On Feb 28, 10:08 am, "[email protected]" <[email protected]> wrote:
> On Feb 28, 8:28 am, Alen Vrecko <[email protected]> wrote:
>
> > now notice in the second case that String has been exposed meaning
> > once a binding is created it is immutable and global for all i.e.
> > nobody is allowed to redefine it. This property of bindings makes it
> > possible for the module order to be in any way. If bindings could
> > overwrite each other then the order of modules would matter and that
> > is not very good idea.
So the rationale behind not allowing child's couplings to override the
parents coupling is:
<a> to not become dependent upon the order of module placement in the
injector's constructor arg list?
OR
<b> Simply avoid the feature to keep lookup simple.
I can buy the simplicity argument of <b> but am having trouble with
the <a> if its the case. Lets say for the time being Guice did alllow
child couplings to override parents couplings.

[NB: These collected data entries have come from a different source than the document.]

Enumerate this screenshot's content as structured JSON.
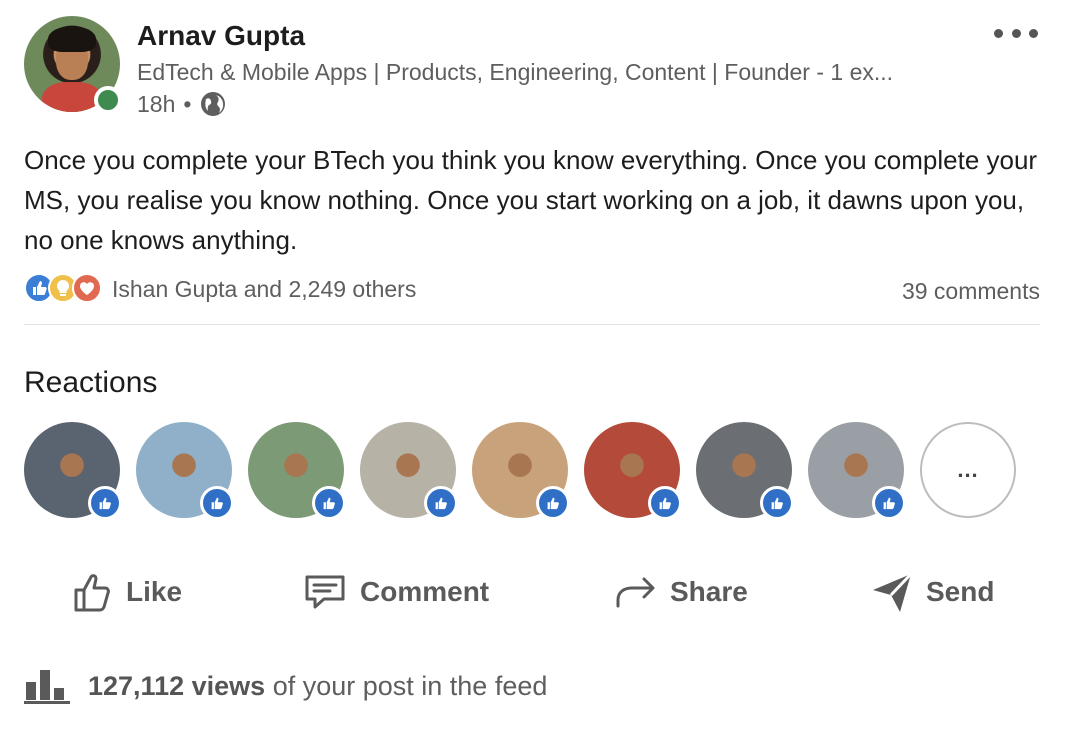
{
  "author": {
    "name": "Arnav Gupta",
    "headline": "EdTech & Mobile Apps | Products, Engineering, Content | Founder - 1 ex...",
    "time": "18h",
    "separator": "•"
  },
  "post": {
    "text": "Once you complete your BTech you think you know everything. Once you complete your MS, you realise you know nothing. Once you start working on a job, it dawns upon you, no one knows anything."
  },
  "social": {
    "reactors": "Ishan Gupta and 2,249 others",
    "comments": "39 comments",
    "reaction_icons": [
      "like-icon",
      "insightful-icon",
      "love-icon"
    ]
  },
  "reactions": {
    "title": "Reactions",
    "more_label": "...",
    "avatars": [
      {
        "bg": "#5a6470"
      },
      {
        "bg": "#8fb0c8"
      },
      {
        "bg": "#7d9a76"
      },
      {
        "bg": "#b7b2a6"
      },
      {
        "bg": "#c8a27a"
      },
      {
        "bg": "#b34a3a"
      },
      {
        "bg": "#6b6f74"
      },
      {
        "bg": "#9a9fa6"
      }
    ]
  },
  "actions": {
    "like": "Like",
    "comment": "Comment",
    "share": "Share",
    "send": "Send"
  },
  "analytics": {
    "views": "127,112 views",
    "suffix": "of your post in the feed"
  },
  "colors": {
    "accent": "#2f6fc5",
    "online": "#3f8a4e",
    "muted_text": "#5e5e5e"
  }
}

In that case Injector injector = Guice.createInjector(new ModuleOne
(),
new ModuleTwo(),
new LocalModule());
OR
Injector injector = Guice.createInjector(new LocalModule(),
new
ModuleTwo(),
new
ModuleOne());
shouldnt matter we have the same case where child conflicts with its
parents couplings and its time to make a decision whether to allow
this or not right?
>
> > LocalModule addes String to "global" bindings
> > ModuleOne addes String to "private" bindings but it CANNOT work
> > because it would redefine the "global" binding.
>
> > If you don't expose String in LocalModule it would work fine.
>
> Thanks Alen. I like your explanation better than mine!